Prima della corsa, presso la sala polivalente della Fondazione Cardinal Gusmini, in via San Carlo, gli organizzatori hanno messo in campo alcune iniziative di contorno, per coinvolgere ancora di più i partecipanti, arrivati a centinaia da tutti i paesi della Val Seriana e da tutta la Bergamasca. Per la cronaca, uno spettacolo del clown Arcobaleno (alias la volontaria Elena), una serie di truccabimbi, un po’ di buona musica con il DJ Luca Laterza e una lezione di zumba fitness in compagnia dell’istruttrice di ballo Lavinia, come forma di pre-riscaldamento, per rendere tonici i muscoli dei garretti prima della passeggiata che, lungo un tracciato di 8 km, ha toccato i paesi di Vertova, Colzate, Fiorano al Serio e Gazzaniga.
Al rientro alla Fondazione Cardinal Gusmini, caldarroste per tutti offerte dai gruppi alpini di Semonte e Vertova-Colzate.

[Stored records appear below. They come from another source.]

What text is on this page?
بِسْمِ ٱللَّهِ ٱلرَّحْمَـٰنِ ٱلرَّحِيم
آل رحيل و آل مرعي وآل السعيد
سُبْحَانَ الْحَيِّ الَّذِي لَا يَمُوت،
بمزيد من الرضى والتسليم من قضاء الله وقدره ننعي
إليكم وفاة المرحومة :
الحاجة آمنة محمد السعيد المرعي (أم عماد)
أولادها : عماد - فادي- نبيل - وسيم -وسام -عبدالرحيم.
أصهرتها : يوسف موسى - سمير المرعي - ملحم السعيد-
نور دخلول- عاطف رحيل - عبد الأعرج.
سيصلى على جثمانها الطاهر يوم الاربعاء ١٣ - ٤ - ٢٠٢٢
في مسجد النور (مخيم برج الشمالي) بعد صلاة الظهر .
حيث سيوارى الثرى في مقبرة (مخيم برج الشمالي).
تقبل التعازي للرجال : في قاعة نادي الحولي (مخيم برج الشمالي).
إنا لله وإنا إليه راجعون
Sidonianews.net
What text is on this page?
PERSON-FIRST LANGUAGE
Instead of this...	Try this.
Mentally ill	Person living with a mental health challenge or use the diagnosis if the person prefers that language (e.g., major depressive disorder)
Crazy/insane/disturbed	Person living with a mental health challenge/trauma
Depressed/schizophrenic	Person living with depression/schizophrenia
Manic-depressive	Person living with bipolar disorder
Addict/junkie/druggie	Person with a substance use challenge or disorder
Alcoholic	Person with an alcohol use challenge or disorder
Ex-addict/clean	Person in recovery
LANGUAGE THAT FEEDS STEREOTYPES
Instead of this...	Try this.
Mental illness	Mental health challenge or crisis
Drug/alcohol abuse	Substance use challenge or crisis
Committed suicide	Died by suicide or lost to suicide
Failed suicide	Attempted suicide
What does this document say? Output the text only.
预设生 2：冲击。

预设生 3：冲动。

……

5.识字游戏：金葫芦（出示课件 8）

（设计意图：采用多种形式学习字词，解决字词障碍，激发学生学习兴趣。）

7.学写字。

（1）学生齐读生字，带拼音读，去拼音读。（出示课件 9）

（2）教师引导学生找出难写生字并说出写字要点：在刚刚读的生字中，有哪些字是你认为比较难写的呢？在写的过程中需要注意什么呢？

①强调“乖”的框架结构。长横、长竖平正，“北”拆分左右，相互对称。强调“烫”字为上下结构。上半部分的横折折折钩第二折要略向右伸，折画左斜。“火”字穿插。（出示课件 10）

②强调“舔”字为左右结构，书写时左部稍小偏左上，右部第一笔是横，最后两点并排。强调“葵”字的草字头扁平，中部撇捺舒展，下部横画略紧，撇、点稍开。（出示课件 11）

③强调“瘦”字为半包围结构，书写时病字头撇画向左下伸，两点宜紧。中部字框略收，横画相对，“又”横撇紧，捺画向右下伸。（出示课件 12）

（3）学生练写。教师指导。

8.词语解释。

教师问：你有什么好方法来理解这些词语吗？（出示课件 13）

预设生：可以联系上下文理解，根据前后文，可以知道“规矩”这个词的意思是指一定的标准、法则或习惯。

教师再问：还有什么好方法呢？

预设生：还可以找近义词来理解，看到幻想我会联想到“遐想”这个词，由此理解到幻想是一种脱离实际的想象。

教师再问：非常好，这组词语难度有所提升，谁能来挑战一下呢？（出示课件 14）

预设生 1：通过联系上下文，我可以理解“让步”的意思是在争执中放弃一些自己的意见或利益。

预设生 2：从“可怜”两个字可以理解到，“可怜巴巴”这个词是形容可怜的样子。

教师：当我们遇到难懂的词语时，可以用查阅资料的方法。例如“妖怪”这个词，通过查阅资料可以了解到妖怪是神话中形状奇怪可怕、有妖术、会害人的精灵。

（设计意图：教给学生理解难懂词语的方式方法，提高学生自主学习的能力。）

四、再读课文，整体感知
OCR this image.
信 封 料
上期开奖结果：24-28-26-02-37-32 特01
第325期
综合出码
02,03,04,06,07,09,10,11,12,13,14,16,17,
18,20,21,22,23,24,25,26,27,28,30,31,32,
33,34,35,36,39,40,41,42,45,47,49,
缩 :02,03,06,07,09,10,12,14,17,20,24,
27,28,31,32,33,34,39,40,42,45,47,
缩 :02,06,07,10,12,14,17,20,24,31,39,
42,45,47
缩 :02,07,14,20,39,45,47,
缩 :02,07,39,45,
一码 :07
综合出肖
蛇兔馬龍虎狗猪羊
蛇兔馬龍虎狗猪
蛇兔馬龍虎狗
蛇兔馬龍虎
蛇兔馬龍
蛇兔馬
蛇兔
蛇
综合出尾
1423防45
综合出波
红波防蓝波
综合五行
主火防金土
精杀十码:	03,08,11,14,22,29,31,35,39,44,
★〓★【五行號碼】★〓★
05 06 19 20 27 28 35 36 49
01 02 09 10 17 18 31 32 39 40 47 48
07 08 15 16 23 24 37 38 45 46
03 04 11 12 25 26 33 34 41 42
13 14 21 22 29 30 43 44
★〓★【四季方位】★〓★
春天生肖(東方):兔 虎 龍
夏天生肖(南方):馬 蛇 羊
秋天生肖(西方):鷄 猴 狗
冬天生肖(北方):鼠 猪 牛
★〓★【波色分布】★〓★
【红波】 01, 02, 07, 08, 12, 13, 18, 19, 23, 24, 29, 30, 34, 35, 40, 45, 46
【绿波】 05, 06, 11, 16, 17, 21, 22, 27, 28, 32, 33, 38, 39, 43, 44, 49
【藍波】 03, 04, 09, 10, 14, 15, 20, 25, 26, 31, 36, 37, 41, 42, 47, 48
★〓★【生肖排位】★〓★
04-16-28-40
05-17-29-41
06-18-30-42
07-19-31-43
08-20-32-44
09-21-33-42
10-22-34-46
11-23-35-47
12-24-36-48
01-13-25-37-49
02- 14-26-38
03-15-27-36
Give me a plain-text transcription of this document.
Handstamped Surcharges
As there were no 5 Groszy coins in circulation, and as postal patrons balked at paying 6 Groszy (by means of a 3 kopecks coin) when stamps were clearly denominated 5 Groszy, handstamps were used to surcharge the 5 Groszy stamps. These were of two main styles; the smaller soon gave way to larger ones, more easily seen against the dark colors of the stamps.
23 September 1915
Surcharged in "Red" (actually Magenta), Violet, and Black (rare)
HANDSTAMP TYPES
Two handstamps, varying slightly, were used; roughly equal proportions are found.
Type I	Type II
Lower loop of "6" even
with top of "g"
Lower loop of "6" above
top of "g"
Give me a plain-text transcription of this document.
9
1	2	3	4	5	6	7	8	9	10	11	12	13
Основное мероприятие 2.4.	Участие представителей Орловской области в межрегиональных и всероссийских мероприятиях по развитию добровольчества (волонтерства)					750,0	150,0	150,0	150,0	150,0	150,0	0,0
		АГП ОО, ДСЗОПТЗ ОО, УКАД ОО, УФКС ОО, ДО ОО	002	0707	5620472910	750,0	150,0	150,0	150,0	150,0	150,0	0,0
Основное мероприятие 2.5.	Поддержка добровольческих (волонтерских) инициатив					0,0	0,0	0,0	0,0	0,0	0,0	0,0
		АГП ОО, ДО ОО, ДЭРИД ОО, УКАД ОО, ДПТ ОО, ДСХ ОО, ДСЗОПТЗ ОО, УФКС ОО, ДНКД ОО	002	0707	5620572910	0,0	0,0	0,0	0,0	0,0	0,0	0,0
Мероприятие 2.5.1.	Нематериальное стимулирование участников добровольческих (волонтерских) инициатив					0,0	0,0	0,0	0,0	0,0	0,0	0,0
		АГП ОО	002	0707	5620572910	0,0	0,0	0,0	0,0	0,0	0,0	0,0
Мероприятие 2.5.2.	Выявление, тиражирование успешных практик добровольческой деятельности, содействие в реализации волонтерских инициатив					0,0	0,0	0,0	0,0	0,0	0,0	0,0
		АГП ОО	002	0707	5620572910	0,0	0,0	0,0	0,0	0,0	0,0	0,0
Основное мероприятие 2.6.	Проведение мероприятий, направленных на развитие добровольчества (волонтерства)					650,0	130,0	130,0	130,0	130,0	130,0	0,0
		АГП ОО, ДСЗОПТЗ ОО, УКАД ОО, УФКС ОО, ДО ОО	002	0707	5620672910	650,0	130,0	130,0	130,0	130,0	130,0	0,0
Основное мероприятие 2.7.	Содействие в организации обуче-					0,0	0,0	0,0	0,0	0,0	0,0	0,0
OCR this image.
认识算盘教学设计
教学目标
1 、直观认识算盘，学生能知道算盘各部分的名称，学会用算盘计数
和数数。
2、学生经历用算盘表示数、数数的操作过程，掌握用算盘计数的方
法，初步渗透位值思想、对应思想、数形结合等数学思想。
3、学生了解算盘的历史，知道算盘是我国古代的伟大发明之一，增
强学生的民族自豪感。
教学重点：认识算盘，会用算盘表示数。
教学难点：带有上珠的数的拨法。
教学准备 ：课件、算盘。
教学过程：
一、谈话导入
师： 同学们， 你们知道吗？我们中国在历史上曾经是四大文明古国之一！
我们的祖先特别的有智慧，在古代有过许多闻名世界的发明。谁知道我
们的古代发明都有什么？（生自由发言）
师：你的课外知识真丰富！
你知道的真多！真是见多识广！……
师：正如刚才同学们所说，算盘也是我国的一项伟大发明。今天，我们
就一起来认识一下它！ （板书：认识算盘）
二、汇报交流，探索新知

Il motivo che ha sotteso la camminata era chiaro ed è stato ampiamente centrato: sensibilizzare la popolazione alla cultura delle cure palliative, nello specifico l’assistenza attiva e totale dei pazienti terminali, quando la malattia non risponde più alle terapie ed il controllo del dolore, dei sintomi, degli aspetti emotivi e spirituali e dei problemi sociali diventa predominante. E molte sono state le domande rivolte dai partecipanti ai volontari, per conoscere nei dettagli le strategie e le metodologie mese in atto per garantire la migliore qualità di vita, sino alla fine.
Molte persone, poi, si sono recate negli stand dell’ADMO Lombardia e della sezione AVIS di Vertova, invitate dall’Associazione Volontari e Sostenitori dell’Hospice di Vertova per promuovere le loro attività. Una novità, la presenza delle due associazioni, che è stata gradita e apprezzata.
Al termine della giornata, grande soddisfazione da parte dell’Associazione dei Volontari e Sostenitori dell’Hospice di Vertova, che ancora una volta ha colpito nel segno, organizzando una manifestazione ben riuscita. Un applauso ai volontari.